Erik D. Demaine, Sándor P. Fekete, Günter Rote, Nils Schweer, Daria Schymura, and Mariano Zelke:

1. Integer point sets minimizing average pairwise l1 distance: What is the optimal shape of a town?

In: Proceedings of the 21st Annual Canadian Conference on Computational Geometry, Vancouver, August 17–19, 2009, pp. 145–148.

2. Integer point sets minimizing average pairwise L1 distance: What is the optimal shape of a town?
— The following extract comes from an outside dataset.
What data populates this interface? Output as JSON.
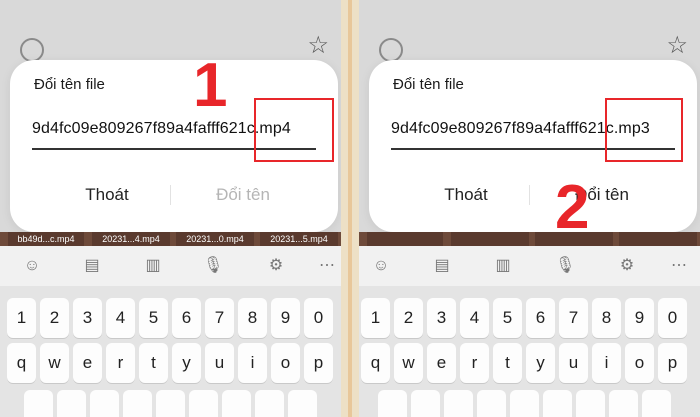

Computational Geometry, Theory and Applications 44 (2011), 82–94. (Special issue for the 21st Canadian Conference on Computational Geometry, Vancouver, 2009) doi:10.1016/j.comgeo.2010.09.004

Abstract

An n-town, for a natural number n, is a group of n buildings, each occupying a distinct position on a 2-dimensional integer grid. If we measure the distance between two buildings along the axis-parallel street grid, then an n-town has optimal shape if the sum of all pairwise Manhattan distances is minimized. This problem has been studied for cities, i.e., the limiting case of very large n. For cities, it is known that the optimal shape can be described by a differential equation, for which no closed-form solution is known. We show that optimal n-towns can be computed in O(n7.5) time. This is also practically useful, as it allows us to compute optimal solutions up to n=80.